LOS JÓVENES Y EL ALQUILER
El problema de acceso a la vivienda en Málaga no afecta únicamente a inquilinos de larga duración o personas mayores. Los estudiantes universitarios son otro de los colectivos más expuestos a la subida de precios y a la precariedad del alquiler. Este miércoles, la Universidad de Málaga vuelve a situar la vivienda en el centro del debate con la mesa “Estudiantes en Málaga en busca de la vivienda perdida”, que se celebra a las seis de la tarde en la Facultad de Ciencias Económicas y Empresariales.
Entre los participantes está Simón Ignacio Cárdenas, estudiante chileno del Máster en Estudios Avanzados en Trabajo Social, que llegó a Málaga el pasado otoño y se encontró con un mercado muy distinto al que conoció durante su etapa como estudiante Erasmus. En el curso 2022-2023 pagaba 275 euros por una habitación en El Palo, con todos los gastos incluidos; hoy, ese mismo alojamiento supera los 600 euros. Ante esta situación, participa en el programa intergeneracional de la UMA, que conecta a estudiantes con personas mayores que viven solas y ofrecen una habitación en su vivienda. “Ha sido un salvavidas”, señala.
También interviene Arianna Sansano, graduada en Bellas Artes y estudiante de máster en la UMA, que llegó a Málaga desde Ibiza hace cinco años. Desde entonces ha cambiado varias veces de vivienda, siempre en régimen de alquiler compartido. Comenzó pagando unos 250 euros por una habitación cerca de su facultad y ahora asegura que es casi imposible encontrar algo similar por menos de 400 euros. Además, denuncia el mal estado de algunas viviendas, con problemas estructurales y reparaciones precarias.

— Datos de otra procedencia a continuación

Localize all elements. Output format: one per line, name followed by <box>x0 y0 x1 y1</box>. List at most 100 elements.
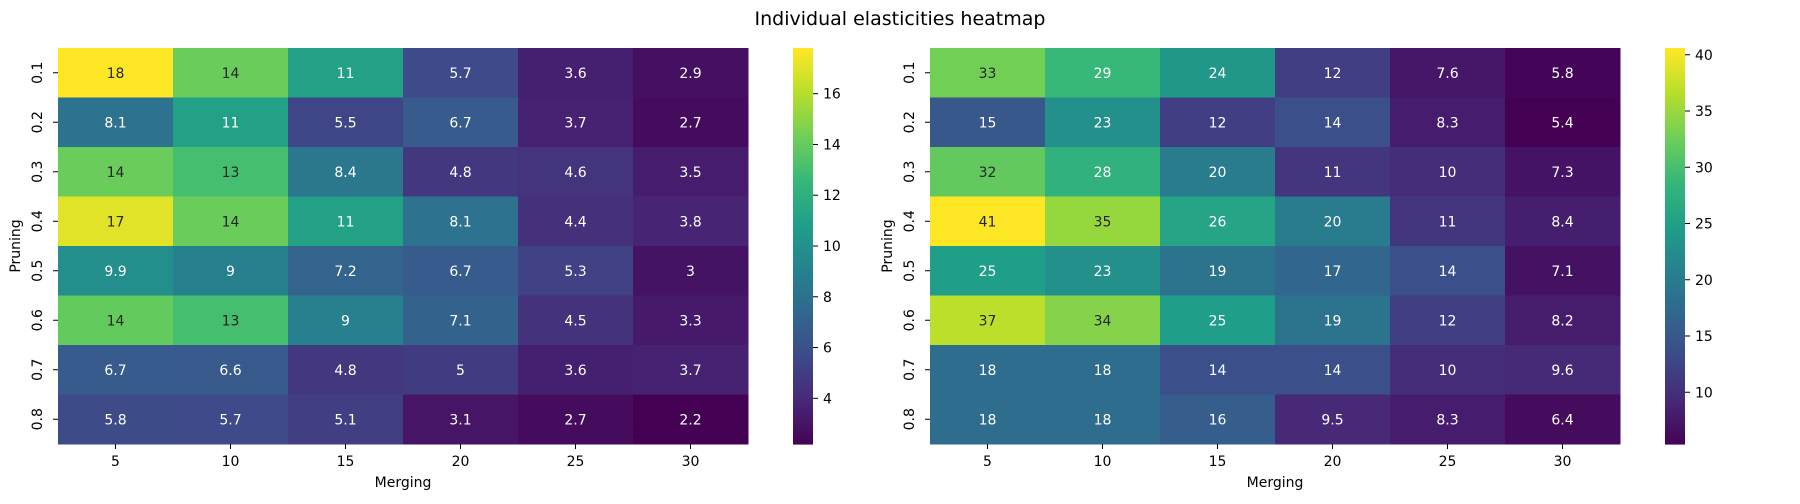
colorbar-segment <box>1665 329 1685 334</box>
y-tick-label: 0.3 <box>30 161 46 183</box>
colorbar-segment <box>793 198 813 204</box>
cell-value-label: 32 <box>979 165 997 181</box>
cell-value-label: 18 <box>1094 363 1112 379</box>
cell-value-label: 17 <box>107 214 125 230</box>
heatmap-cell <box>173 147 289 197</box>
colorbar-segment <box>1665 206 1685 211</box>
colorbar-segment <box>793 337 813 342</box>
cell-value-label: 6.7 <box>449 264 471 280</box>
colorbar-1: 4 6 8 10 12 14 16 <box>793 48 841 445</box>
cell-value-label: 9 <box>226 264 235 280</box>
cell-value-label: 4.6 <box>564 165 586 181</box>
cell-value-label: 6.7 <box>104 363 126 379</box>
colorbar-segment <box>793 218 813 223</box>
y-axis-label: Pruning <box>8 219 24 272</box>
heatmap-cell <box>633 345 749 395</box>
cell-value-label: 4.4 <box>564 214 586 230</box>
colorbar-segment <box>1665 289 1685 295</box>
cell-value-label: 8.1 <box>104 115 126 131</box>
colorbar-segment <box>793 368 813 374</box>
cell-value-label: 2.9 <box>679 66 701 82</box>
cell-value-label: 7.1 <box>1551 264 1573 280</box>
heatmap-cell <box>1275 246 1391 296</box>
colorbar-segment <box>1665 158 1685 164</box>
heatmap-cell <box>633 394 749 445</box>
colorbar-segment <box>1665 440 1685 445</box>
colorbar-segment <box>1665 178 1685 184</box>
x-tick-label: 20 <box>452 454 470 470</box>
colorbar-segment <box>1665 392 1685 398</box>
colorbar-segment <box>793 273 813 279</box>
colorbar-segment <box>793 238 813 243</box>
cell-value-label: 9 <box>341 313 350 329</box>
x-tick-label: 25 <box>1439 454 1457 470</box>
cell-value-label: 24 <box>1209 66 1227 82</box>
colorbar-segment <box>793 210 813 215</box>
cell-value-label: 7.2 <box>334 264 356 280</box>
cell-value-label: 5.7 <box>219 412 241 428</box>
colorbar-segment <box>793 317 813 322</box>
cell-value-label: 34 <box>1094 313 1112 329</box>
colorbar-segment <box>793 364 813 370</box>
heatmap-cell <box>173 394 289 445</box>
x-tick-label: 10 <box>222 454 240 470</box>
y-tick-label: 0.4 <box>30 210 46 232</box>
y-tick-label: 0.8 <box>30 408 46 430</box>
cell-value-label: 33 <box>979 66 997 82</box>
colorbar-segment <box>1665 396 1685 402</box>
colorbar-segment <box>1665 51 1685 57</box>
colorbar-segment <box>793 329 813 334</box>
colorbar-segment <box>793 166 813 172</box>
colorbar-segment <box>793 261 813 267</box>
colorbar-segment <box>793 91 813 97</box>
figure-title: Individual elasticities heatmap <box>754 8 1046 30</box>
colorbar-segment <box>1665 309 1685 314</box>
colorbar-segment <box>793 174 813 180</box>
colorbar-segment <box>1665 143 1685 148</box>
heatmap-cell <box>1275 48 1391 98</box>
heatmap-cell <box>1160 246 1276 296</box>
colorbar-segment <box>1665 95 1685 101</box>
heatmap-cell <box>1275 147 1391 197</box>
heatmap-cell <box>518 48 634 98</box>
colorbar-segment <box>1665 83 1685 89</box>
cell-value-label: 19 <box>1324 313 1342 329</box>
x-tick-label: 25 <box>567 454 585 470</box>
cell-value-label: 4.5 <box>564 313 586 329</box>
cell-value-label: 37 <box>979 313 997 329</box>
colorbar-segment <box>1665 198 1685 204</box>
heatmap-cell <box>1275 196 1391 247</box>
colorbar-segment <box>793 345 813 350</box>
heatmap-cell <box>1160 147 1276 197</box>
cell-value-label: 5.1 <box>334 412 356 428</box>
colorbar-segment <box>1665 174 1685 180</box>
colorbar-segment <box>1665 348 1685 354</box>
heatmap-cell <box>403 48 519 98</box>
heatmap-cell <box>1505 246 1621 296</box>
colorbar-segment <box>1665 246 1685 251</box>
heatmap-cell <box>930 97 1046 148</box>
heatmap-cell <box>288 147 404 197</box>
heatmap-cell <box>1160 394 1276 445</box>
colorbar-segment <box>1665 420 1685 425</box>
cell-value-label: 8.2 <box>1551 313 1573 329</box>
heatmap-cell <box>173 196 289 247</box>
colorbar-segment <box>1665 293 1685 299</box>
heatmap-panel-1: 18 14 11 5.7 3.6 2.9 8.1 11 5.5 6.7 3.7 2.7 14 13 8.4 4… <box>8 48 841 491</box>
colorbar-segment <box>793 412 813 417</box>
heatmap-cell <box>288 295 404 346</box>
colorbar-segment <box>793 59 813 65</box>
colorbar-tick-label: 16 <box>823 87 841 103</box>
colorbar-segment <box>1665 364 1685 370</box>
cell-value-label: 16 <box>1209 412 1227 428</box>
colorbar-segment <box>793 293 813 299</box>
y-tick-label: 0.2 <box>902 111 918 133</box>
cell-value-label: 19 <box>1209 264 1227 280</box>
heatmap-cell <box>518 147 634 197</box>
colorbar-segment <box>793 289 813 295</box>
cell-value-label: 13 <box>222 165 240 181</box>
colorbar-segment <box>1665 59 1685 65</box>
colorbar-segment <box>793 249 813 255</box>
colorbar-segment <box>1665 190 1685 196</box>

Inquilinos de larga duración, personas jubiladas y estudiantes comparten una misma dificultad: la falta de vivienda asequible en una ciudad donde los precios del alquiler superan la capacidad económica de buena parte de la población. Una situación que vuelve a poner sobre la mesa el debate sobre las políticas públicas de vivienda y la urgencia de medidas a corto y medio plazo.